Bicaraindonesia.id – Pemerintah tengah menyiapkan semua instrumen untuk pengelolaan limbah medis infeksius agar dapat segera teratasi. Hal ini juga menyikapi jumlah timbulan limbah medis COVID-19 yang terus meningkat.
Karena itu, Pemerintah akan memberikan dukungan fasilitas dan anggaran. Baik yang berasal dari Satgas COVID-19, dana transfer ke daerah, maupun sumber pendanaan lainnya. Serta, usaha swasta karena perlu cepat dilakukan penyiapan sarana.

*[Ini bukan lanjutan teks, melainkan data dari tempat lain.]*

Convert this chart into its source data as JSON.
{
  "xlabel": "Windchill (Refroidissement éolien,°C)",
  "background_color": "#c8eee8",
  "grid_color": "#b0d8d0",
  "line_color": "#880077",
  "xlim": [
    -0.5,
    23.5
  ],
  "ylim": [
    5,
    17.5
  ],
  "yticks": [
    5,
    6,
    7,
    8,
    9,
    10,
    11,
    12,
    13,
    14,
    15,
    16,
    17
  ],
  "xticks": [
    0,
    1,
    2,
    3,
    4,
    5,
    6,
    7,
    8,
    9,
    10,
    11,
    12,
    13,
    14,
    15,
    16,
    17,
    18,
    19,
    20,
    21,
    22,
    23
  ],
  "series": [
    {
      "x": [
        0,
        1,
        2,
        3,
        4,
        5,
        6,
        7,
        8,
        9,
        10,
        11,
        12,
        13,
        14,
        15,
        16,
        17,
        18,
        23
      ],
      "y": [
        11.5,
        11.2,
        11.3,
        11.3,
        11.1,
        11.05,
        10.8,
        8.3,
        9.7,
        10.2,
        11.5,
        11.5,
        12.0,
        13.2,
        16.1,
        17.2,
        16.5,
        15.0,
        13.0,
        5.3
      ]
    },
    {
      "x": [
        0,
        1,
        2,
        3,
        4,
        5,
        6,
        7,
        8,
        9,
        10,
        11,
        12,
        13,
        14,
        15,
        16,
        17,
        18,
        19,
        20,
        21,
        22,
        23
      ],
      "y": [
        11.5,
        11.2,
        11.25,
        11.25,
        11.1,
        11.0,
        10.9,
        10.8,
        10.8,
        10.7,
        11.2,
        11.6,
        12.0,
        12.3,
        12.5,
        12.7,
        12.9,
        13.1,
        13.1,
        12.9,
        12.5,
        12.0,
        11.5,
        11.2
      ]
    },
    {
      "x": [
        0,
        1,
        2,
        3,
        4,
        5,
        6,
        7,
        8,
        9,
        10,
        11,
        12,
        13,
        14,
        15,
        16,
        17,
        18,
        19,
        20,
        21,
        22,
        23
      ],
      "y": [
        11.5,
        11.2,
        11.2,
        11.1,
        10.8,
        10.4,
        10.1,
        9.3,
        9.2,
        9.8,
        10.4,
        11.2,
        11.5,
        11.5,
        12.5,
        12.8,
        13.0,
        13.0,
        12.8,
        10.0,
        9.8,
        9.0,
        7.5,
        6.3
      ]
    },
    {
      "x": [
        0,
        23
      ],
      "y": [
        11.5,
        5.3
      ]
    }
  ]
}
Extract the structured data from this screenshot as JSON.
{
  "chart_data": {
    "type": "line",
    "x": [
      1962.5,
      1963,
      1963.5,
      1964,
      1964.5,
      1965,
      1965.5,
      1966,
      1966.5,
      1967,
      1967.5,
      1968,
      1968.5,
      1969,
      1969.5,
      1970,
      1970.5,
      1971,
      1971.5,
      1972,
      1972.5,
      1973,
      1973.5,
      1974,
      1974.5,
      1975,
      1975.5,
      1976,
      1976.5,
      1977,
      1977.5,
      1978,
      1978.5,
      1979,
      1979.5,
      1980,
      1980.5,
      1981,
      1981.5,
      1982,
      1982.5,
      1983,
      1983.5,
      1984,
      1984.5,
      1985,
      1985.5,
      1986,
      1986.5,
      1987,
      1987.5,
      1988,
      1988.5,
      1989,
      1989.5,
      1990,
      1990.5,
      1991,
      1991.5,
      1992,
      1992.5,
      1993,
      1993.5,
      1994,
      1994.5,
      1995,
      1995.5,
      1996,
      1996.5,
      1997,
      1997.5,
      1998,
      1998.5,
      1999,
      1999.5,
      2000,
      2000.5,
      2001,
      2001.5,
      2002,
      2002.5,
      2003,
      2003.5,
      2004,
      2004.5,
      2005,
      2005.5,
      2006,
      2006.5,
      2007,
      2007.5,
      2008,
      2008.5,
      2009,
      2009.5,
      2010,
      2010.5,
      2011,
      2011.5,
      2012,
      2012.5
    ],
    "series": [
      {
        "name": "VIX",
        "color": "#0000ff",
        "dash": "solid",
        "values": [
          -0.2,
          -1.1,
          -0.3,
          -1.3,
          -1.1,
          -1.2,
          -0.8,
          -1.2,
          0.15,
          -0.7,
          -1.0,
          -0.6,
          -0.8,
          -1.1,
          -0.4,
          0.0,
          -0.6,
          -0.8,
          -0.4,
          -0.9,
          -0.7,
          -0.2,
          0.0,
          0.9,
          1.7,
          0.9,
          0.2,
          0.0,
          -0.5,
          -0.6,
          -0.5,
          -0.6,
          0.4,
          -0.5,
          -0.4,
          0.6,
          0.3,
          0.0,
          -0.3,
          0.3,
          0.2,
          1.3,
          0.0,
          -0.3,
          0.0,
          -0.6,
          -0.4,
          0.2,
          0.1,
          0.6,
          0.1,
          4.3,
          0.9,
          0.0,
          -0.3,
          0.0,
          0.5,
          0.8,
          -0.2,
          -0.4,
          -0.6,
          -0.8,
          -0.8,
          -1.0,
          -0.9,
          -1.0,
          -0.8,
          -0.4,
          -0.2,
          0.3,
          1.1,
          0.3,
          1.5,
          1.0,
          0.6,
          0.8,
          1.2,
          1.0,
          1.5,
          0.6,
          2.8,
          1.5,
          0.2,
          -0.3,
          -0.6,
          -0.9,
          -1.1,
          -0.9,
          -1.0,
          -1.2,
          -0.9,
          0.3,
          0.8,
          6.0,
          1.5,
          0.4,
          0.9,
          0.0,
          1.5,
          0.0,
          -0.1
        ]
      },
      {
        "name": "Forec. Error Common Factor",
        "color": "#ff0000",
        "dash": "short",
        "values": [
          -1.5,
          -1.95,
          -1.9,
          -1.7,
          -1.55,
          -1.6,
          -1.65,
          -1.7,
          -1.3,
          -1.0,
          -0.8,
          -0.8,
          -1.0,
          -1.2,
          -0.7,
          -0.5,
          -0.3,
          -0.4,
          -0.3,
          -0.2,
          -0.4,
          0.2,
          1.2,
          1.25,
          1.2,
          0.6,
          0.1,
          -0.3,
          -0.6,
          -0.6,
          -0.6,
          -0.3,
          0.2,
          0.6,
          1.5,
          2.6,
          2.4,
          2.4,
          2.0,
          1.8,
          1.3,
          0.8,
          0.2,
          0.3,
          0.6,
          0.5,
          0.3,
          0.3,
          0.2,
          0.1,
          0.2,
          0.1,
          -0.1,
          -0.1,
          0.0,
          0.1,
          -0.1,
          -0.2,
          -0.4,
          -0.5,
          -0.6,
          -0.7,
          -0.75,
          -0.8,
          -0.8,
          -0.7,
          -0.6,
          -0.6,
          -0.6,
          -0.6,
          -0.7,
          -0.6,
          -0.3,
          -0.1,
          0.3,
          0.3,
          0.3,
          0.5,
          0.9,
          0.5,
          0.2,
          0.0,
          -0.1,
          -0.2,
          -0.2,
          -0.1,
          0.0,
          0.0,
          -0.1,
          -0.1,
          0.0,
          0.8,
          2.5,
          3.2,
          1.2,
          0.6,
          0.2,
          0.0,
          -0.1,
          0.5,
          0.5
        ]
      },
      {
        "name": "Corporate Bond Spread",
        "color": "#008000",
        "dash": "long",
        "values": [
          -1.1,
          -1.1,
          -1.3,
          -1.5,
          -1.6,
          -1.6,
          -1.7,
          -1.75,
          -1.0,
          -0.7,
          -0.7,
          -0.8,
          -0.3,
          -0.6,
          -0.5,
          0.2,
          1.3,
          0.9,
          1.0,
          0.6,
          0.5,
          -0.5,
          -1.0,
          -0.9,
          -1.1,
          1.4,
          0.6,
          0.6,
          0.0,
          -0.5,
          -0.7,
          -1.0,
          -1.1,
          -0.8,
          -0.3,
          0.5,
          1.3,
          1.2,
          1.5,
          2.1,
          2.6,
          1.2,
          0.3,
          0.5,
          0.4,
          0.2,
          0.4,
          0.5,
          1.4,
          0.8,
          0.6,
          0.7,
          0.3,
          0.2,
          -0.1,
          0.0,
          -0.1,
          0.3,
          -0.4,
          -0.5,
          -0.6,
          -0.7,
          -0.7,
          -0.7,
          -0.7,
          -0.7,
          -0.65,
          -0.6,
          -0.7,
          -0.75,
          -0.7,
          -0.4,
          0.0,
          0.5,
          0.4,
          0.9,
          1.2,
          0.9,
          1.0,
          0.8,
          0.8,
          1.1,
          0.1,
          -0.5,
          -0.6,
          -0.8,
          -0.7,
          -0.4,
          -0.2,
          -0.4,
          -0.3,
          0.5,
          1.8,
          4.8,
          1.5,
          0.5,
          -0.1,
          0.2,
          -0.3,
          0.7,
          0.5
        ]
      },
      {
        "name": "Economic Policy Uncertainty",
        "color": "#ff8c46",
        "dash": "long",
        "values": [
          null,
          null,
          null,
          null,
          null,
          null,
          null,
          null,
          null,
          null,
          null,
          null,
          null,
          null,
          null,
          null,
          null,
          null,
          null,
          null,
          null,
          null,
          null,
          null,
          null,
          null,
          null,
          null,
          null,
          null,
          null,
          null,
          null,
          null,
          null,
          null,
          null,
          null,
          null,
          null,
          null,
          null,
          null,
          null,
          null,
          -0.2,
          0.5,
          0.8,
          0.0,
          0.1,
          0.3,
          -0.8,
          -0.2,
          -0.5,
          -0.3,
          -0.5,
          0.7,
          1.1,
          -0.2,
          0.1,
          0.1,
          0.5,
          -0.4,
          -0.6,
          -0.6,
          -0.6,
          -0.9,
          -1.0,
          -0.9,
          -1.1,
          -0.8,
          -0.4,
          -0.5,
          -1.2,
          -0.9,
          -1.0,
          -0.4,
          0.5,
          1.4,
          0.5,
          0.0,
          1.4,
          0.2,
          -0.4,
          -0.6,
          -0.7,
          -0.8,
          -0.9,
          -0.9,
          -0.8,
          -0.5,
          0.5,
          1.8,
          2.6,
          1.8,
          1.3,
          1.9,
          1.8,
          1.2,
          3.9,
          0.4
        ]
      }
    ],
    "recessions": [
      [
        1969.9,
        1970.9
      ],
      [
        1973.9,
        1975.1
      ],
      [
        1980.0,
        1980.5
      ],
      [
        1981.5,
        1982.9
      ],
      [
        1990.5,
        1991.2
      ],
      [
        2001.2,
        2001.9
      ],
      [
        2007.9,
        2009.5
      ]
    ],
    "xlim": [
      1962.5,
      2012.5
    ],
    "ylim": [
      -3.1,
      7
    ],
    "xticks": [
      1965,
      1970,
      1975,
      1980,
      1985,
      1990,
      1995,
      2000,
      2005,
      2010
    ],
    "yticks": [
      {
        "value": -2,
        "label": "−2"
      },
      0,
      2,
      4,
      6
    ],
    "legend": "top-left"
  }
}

Menteri Lingkungan Hidup dan Kehutanan (LHK) Siti Nurbaya menjelaskan, ada tiga langkah utama KLHK dalam penanganan limbah B3 medis. Pertama, KLHK memberikan dukungan relaksasi kebijakan terutama untuk fasyankes yang belum memiliki izin. Mereka diberikan dispensasi operasi dengan syarat insenerator suhu 800 derajat Celcius, dan diberikan supervisi.
“Jadi sejalan dengan Undang-Undang Cipta Kerja (UUCK) yang juga sudah membuat lebih sederhana persetujuan (sebelumnya izin) dan diberikan utuh, bukan lagi satu persatu izin per tahapan seperti sebelumnya,” kata Menteri LHK Siti Nurbaya dalam konferensi pers secara virtual usai mengikuti Rapat Terbatas Kabinet yang dipimpin Presiden RI tentang Pengelolaan Limbah B3 Medis COVID-19, Rabu (28/7/2021).
Kedua, KLHK memberikan dukungan sarana, mengingat kapasitas untuk memusnahkan limbah medis masih sangat terbatas. Sarana pengelolaan limbah medis yang ada saat ini masih terpusat di Jawa, yakni lebih kurang 78 persen
KLHK sejak 2019 telah membantu sebanyak 10 unit insenerator kapasitas 150 kg/jam dan 300 kg/jam seperti di Sulsel, Aceh, Sulbar, NTB, NTT, Aceh, Sumbar, Papua Barat, dan Kalsel.
“Dalam kaitan ini, maka arahan Bapak Presiden hal ini agar dipercepat pembangunan sarananya seperti insinerator,” kata Menteri Siti.